SCAA Coffee Buyer Class Descriptions
CB200 Mill to Roaster: Green Coffee Price & Contract Impacts
This class introduces students to the definition, history, and professional concepts behind managing the flow of coffee from seed to cup. It covers the part after farming and processing when coffee beans arrive at the roasting facility for the next process. CB200 explores in detail the financial, time, and quality implications at each stage in the green coffee supply chain from the time coffee might be contracted: coffee cherry to consuming country warehouse.
CB205 Green Coffee Buying Essentials
This class provides instruction and activities to help green coffee buyers gain competency in using accepted terminology of the green coffee market, having tools for negotiating and purchasing effectively, and buying green coffee through spot, forward, and direct purchases successfully.
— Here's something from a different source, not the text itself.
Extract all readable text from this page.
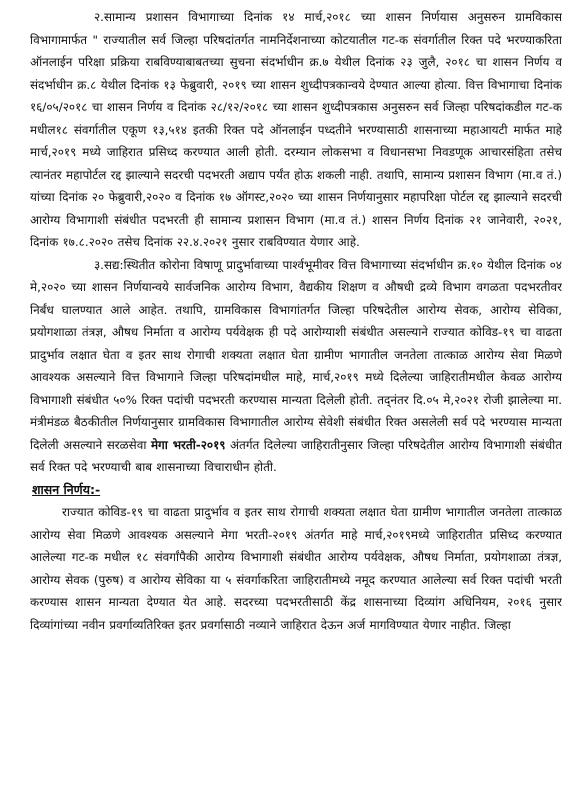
२.सामान्य प्रशासन विभागाच्या दिनांक १४ मार्च,२०१८ च्या शासन निर्णयास अनुसरुन ग्रामविकास विभागामार्फत " राज्यातील सर्व जिल्हा परिषदांतर्गत नामनिर्देशनाच्या कोटयातील गट-क संवर्गातील रिक्त पदे भरण्याकरिता ऑनलाईन परिक्षा प्रक्रिया राबविण्याबाबतच्या सुचना संदर्भाधीन क्र.७ येथील दिनांक २३ जुलै, २०१८ चा शासन निर्णय व संदर्भाधीन क्र.८ येथील दिनांक १३ फेब्रुवारी, २०१९ च्या शासन शुध्दीपत्रकान्वये देण्यात आल्या होत्या. वित्त विभागाचा दिनांक १६/०५/२०१८ चा शासन निर्णय व दिनांक २८/१२/२०१८ च्या शासन शुध्दीपत्रकास अनुसरुन सर्व जिल्हा परिषदांकडील गट-क मधील१८ संवर्गातील एकूण १३,५१४ इतकी रिक्त पदे ऑनलाईन पध्दतीने भरण्यासाठी शासनाच्या महाआयटी मार्फत माहे मार्च,२०१९ मध्ये जाहिरात प्रसिध्द करण्यात आली होती. दरम्यान लोकसभा व विधानसभा निवडणूक आचारसंहिता तसेच त्यानंतर महापोर्टल रद्द झाल्याने सदरची पदभरती अद्याप पर्यंत होऊ शकली नाही. तथापि, सामान्य प्रशासन विभाग (मा.व तं.) यांच्या दिनांक २० फेब्रुवारी,२०२० व दिनांक १७ ऑगस्ट,२०२० च्या शासन निर्णयानुसार महापरिक्षा पोर्टल रद्द झाल्याने सदरची आरोग्य विभागाशी संबंधीत पदभरती ही सामान्य प्रशासन विभाग (मा.व तं.) शासन निर्णय दिनांक २१ जानेवारी, २०२१, दिनांक १७.८.२०२० तसेच दिनांक २२.४.२०२१ नुसार राबविण्यात येणार आहे.

३.सद्य:स्थितीत कोरोना विषाणू प्रादुर्भावाच्या पार्श्वभूमीवर वित्त विभागाच्या संदर्भाधीन क्र.१० येथील दिनांक ०४ मे,२०२० च्या शासन निर्णयान्वये सार्वजनिक आरोग्य विभाग, वैद्यकीय शिक्षण व औषधी द्रव्ये विभाग वगळता पदभरतीवर निर्बंध घालण्यात आले आहेत. तथापि, ग्रामविकास विभागांतर्गत जिल्हा परिषदेतील आरोग्य सेवक, आरोग्य सेविका, प्रयोगशाळा तंत्रज्ञ, औषध निर्माता व आरोग्य पर्यवेक्षक ही पदे आरोग्याशी संबंधीत असल्याने राज्यात कोविड-१९ चा वाढता प्रादुर्भाव लक्षात घेता व इतर साथ रोगाची शक्यता लक्षात घेता ग्रामीण भागातील जनतेला तात्काळ आरोग्य सेवा मिळणे आवश्यक असल्याने वित्त विभागाने जिल्हा परिषदांमधील माहे, मार्च,२०१९ मध्ये दिलेल्या जाहिरातीमधील केवळ आरोग्य विभागाशी संबंधीत ५०% रिक्त पदांची पदभरती करण्यास मान्यता दिलेली होती. तद्नंतर दि.०५ मे,२०२१ रोजी झालेल्या मा. मंत्रीमंडळ बैठकीतील निर्णयानुसार ग्रामविकास विभागातील आरोग्य सेवेशी संबंधीत रिक्त असलेली सर्व पदे भरण्यास मान्यता दिलेली असल्याने सरळसेवा मेगा भरती-२०१९ अंतर्गत दिलेल्या जाहिरातीनुसार जिल्हा परिषदेतील आरोग्य विभागाशी संबंधीत सर्व रिक्त पदे भरण्याची बाब शासनाच्या विचाराधीन होती.

शासन निर्णय:-

राज्यात कोविड-१९ चा वाढता प्रादुर्भाव व इतर साथ रोगाची शक्यता लक्षात घेता ग्रामीण भागातील जनतेला तात्काळ आरोग्य सेवा मिळणे आवश्यक असल्याने मेगा भरती-२०१९ अंतर्गत माहे मार्च,२०१९मध्ये जाहिरातीत प्रसिध्द करण्यात आलेल्या गट-क मधील १८ संवर्गांपैकी आरोग्य विभागाशी संबंधीत आरोग्य पर्यवेक्षक, औषध निर्माता, प्रयोगशाळा तंत्रज्ञ, आरोग्य सेवक (पुरुष) व आरोग्य सेविका या ५ संवर्गाकरिता जाहिरातीमध्ये नमूद करण्यात आलेल्या सर्व रिक्त पदांची भरती करण्यास शासन मान्यता देण्यात येत आहे. सदरच्या पदभरतीसाठी केंद्र शासनाच्या दिव्यांग अधिनियम, २०१६ नुसार दिव्यांगांच्या नवीन प्रवर्गाव्यतिरिक्त इतर प्रवर्गासाठी नव्याने जाहिरात देऊन अर्ज मागविण्यात येणार नाहीत. जिल्हा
Students have to complete the prerequisite classes (CB100 and CB200) which provide a solid foundation for understanding green coffee contracts before taking this class.
CB206 Green Coffee Market Dynamics Explained
This class provides foundation information about the ‘C’-Market, the basis for green coffee buying in the world. Every roaster has different needs and approaches to risk management, and roasters may not be aware of the financial tools available to them through their importers. This class covers important concepts that help green coffee buyers make sound purchasing and planning decisions that are critical for the financial well-being and profitability of any coffee operation, which include:
- Cash vs. Futures Markets
- Distinctions between Forward and Futures Contracts
- ‘C’ Market Overview and Primer
- Brief History of ‘C’
- ICE Exchange
- Other International Markets
- Factors that impacts the ‘C’ price
CB230 Production and Inventory Control Practices
This class lays the foundation of common practices of efficiency in the recognized field of production and inventory control (PIC), by helping students understand and utilize formal methods of properly managing raw materials from source to customer as part of the manufacturing process, in order to improve quality and profitability. It first provides an overview of Supply Chain Management, then proceeds to cover the essential components of PIC in depth, such as process design, bills of materials, process information, controls, manpower, inventory tracking, and others. Advice on information systems (software) and information for integrating a PIC system into an organization are also included in this class.
CB236 Buying on Green Coffee Market Principles
This class helps students understand the ‘C’-market by exploring differentials in depth and demystifying Open to Be Fixed Contracts. After going over tools and vocabulary for Open to Be Fixed Contracting buying, students will use case studies and role play as an avenue to practice purchasing calculations and strategies that can be applied to their workplaces. Students are required to attend the CB206 class and other online prerequisites as they provide essential knowledge that help students to understand the layer information of this class.
CB237 Green Coffee Purchasing Strategies
This class is a primer for roasters and importers to determine a purchasing strategy. It covers usage, planning, buying, blending, bag sizes, shrink, spreads, carrying charges, fixing prices, different types of contracts for different purchases, and the pros and cons of each. It is the final class of the SCAA Coffee Buyer Pathway Level 1 course, and CB100-CB236 classes must be taken prior to taking this class.